In the case of schools, there is an increasingly obvious, inverse relation between positive academic results, and spending. The higher teachers’ salaries, the lower their standards, thanks to unions and the like. But most of any fresh load of sugar will be “invested” instead in administrative expansion, where only negative results can be achieved.
Medical “research” does similar direct damage. Huge foundations are created to “fight” every imaginable human ailment, and find new ones on which to build fresh fundraising efforts, should any of the old ones go stale. Grand sums are expended on “public awareness” campaigns, to encourage hypochondria and psychosomatic disorders. (I suspect, for instance, that the principal cause of lung cancer today is grisly health warnings on packets of cigarettes.) Money is raised in billions to “find a cure” for whatever. (Snake oil sales were on a much smaller scale.)
At the most elementary level, people should try to understand cause and effect. Vast numbers come to rely upon the metastasis of these soi-disant “charitable” bureaucracies. And if a cure is ever found, they will all be out of their overpaid jobs. Moreover, it is almost invariably some isolated, eccentric, unqualified and unfunded tyro, who makes the fatal discovery. That is why one of the principal tasks of any large medical foundation is to locate these brilliant “inventor” types, and sue them into surrender.

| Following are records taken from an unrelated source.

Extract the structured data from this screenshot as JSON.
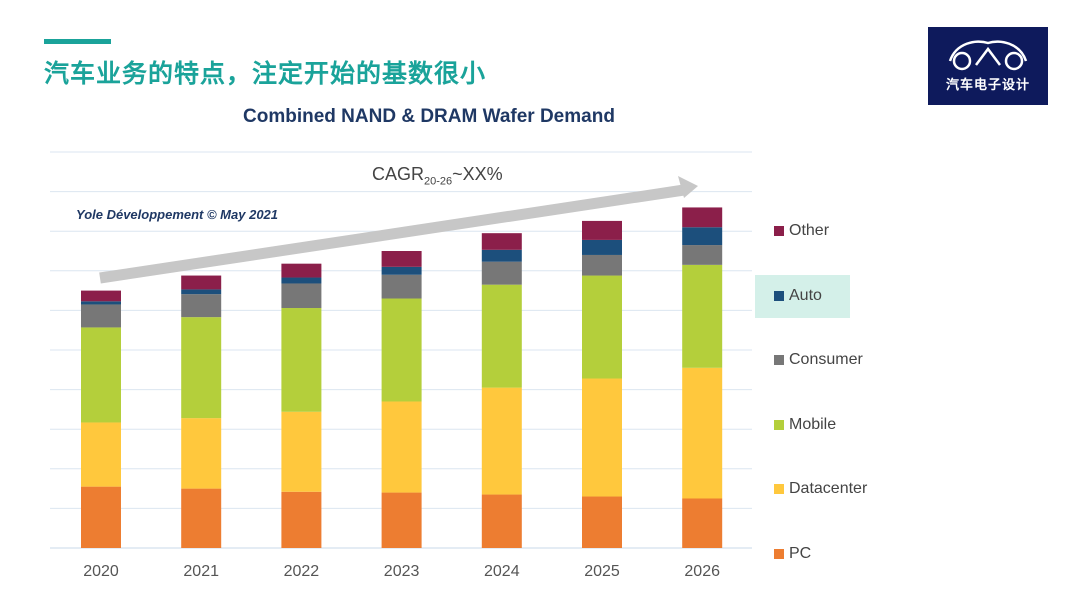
{
  "slide": {
    "title": "汽车业务的特点，注定开始的基数很小",
    "logo_text": "汽车电子设计",
    "accent_color": "#1aa39a"
  },
  "chart_data": {
    "type": "bar",
    "stacked": true,
    "title": "Combined NAND & DRAM Wafer Demand",
    "source": "Yole Développement © May 2021",
    "annotation": {
      "base": "CAGR",
      "sub": "20-26",
      "value": "~XX%"
    },
    "categories": [
      "2020",
      "2021",
      "2022",
      "2023",
      "2024",
      "2025",
      "2026"
    ],
    "ylim": [
      0,
      10
    ],
    "grid": true,
    "legend_position": "right",
    "series": [
      {
        "name": "PC",
        "color": "#ed7d31",
        "values": [
          1.55,
          1.5,
          1.42,
          1.4,
          1.35,
          1.3,
          1.25
        ]
      },
      {
        "name": "Datacenter",
        "color": "#ffc83d",
        "values": [
          1.62,
          1.78,
          2.02,
          2.3,
          2.7,
          2.98,
          3.3
        ]
      },
      {
        "name": "Mobile",
        "color": "#b4cf3b",
        "values": [
          2.4,
          2.55,
          2.62,
          2.6,
          2.6,
          2.6,
          2.6
        ]
      },
      {
        "name": "Consumer",
        "color": "#777777",
        "values": [
          0.58,
          0.58,
          0.62,
          0.6,
          0.58,
          0.52,
          0.5
        ]
      },
      {
        "name": "Auto",
        "color": "#1c4f7c",
        "values": [
          0.08,
          0.12,
          0.15,
          0.2,
          0.3,
          0.38,
          0.45
        ]
      },
      {
        "name": "Other",
        "color": "#8b1f4a",
        "values": [
          0.27,
          0.35,
          0.35,
          0.4,
          0.42,
          0.48,
          0.5
        ]
      }
    ],
    "legend_order": [
      "Other",
      "Auto",
      "Consumer",
      "Mobile",
      "Datacenter",
      "PC"
    ],
    "highlighted_series": "Auto"
  }
}
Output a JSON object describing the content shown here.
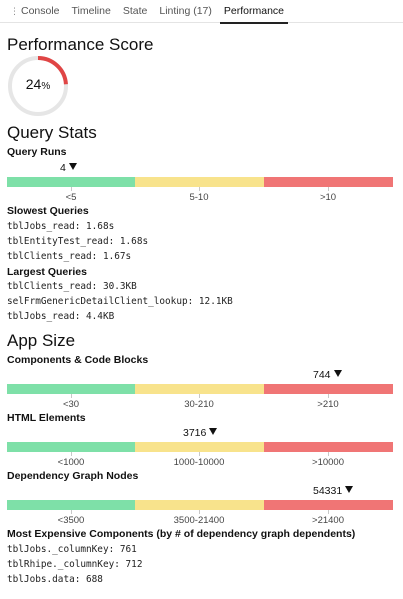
{
  "tabs": [
    {
      "label": "Console",
      "active": false
    },
    {
      "label": "Timeline",
      "active": false
    },
    {
      "label": "State",
      "active": false
    },
    {
      "label": "Linting (17)",
      "active": false
    },
    {
      "label": "Performance",
      "active": true
    }
  ],
  "performance": {
    "title": "Performance Score",
    "score": "24",
    "score_unit": "%",
    "score_fraction": 0.24,
    "arc_color": "#e04545"
  },
  "query_stats": {
    "title": "Query Stats",
    "query_runs": {
      "label": "Query Runs",
      "marker": "4",
      "ranges": [
        "<5",
        "5-10",
        ">10"
      ]
    },
    "slowest": {
      "label": "Slowest Queries",
      "items": [
        "tblJobs_read: 1.68s",
        "tblEntityTest_read: 1.68s",
        "tblClients_read: 1.67s"
      ]
    },
    "largest": {
      "label": "Largest Queries",
      "items": [
        "tblClients_read: 30.3KB",
        "selFrmGenericDetailClient_lookup: 12.1KB",
        "tblJobs_read: 4.4KB"
      ]
    }
  },
  "app_size": {
    "title": "App Size",
    "components": {
      "label": "Components & Code Blocks",
      "marker": "744",
      "ranges": [
        "<30",
        "30-210",
        ">210"
      ]
    },
    "html_elements": {
      "label": "HTML Elements",
      "marker": "3716",
      "ranges": [
        "<1000",
        "1000-10000",
        ">10000"
      ]
    },
    "dependency_nodes": {
      "label": "Dependency Graph Nodes",
      "marker": "54331",
      "ranges": [
        "<3500",
        "3500-21400",
        ">21400"
      ]
    },
    "expensive": {
      "label": "Most Expensive Components (by # of dependency graph dependents)",
      "items": [
        "tblJobs._columnKey: 761",
        "tblRhipe._columnKey: 712",
        "tblJobs.data: 688"
      ]
    }
  },
  "colors": {
    "green": "#7ee0a8",
    "yellow": "#f8e38c",
    "red": "#f07575"
  }
}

Does gentle reader know that almost all the increase in human longevity, over the last century or so, can be attributed to people washing their hands and taking showers? And most of the rest to better sewage disposal? Or that it took until almost the middle of the last century for life expectancy in the West to rise to levels last seen in the parish records of the Middle Ages? Which was when “modern” hygienic practices were last observed. (Large, centralized hospitals are the most efficient spreaders of infection today.)
Painkillers are nice, and I’m inclined to keep them, only if we realize that the blessing is mixed. They turn our minds away from futurity; they displace faith in God, to faith in doctors. They create the mindset that embraces “euthanasia.”
Of course, the main target of contemporary liberal “philanthropy” is not on saving lives at all; rather on killing off babies, in Africa especially. It is what the proggies used to call “population control,” until they invented better euphemisms. That is what truly excites the footsoldiers in the foundations of all the Bills and Melindas; and brightens the corridors of the United Nations. That and the (still historically recent) “climate change” agenda.
A last word on statistics. It depends how you count. Count all those aborted as “dead,” and it will be seen that life expectancy is once again falling; that infant mortality is steeply on the rise. The international toll is unbelievably high; far higher than from the plagues and genocides through all previous history. And this without anticipating the possible effects of divine retribution.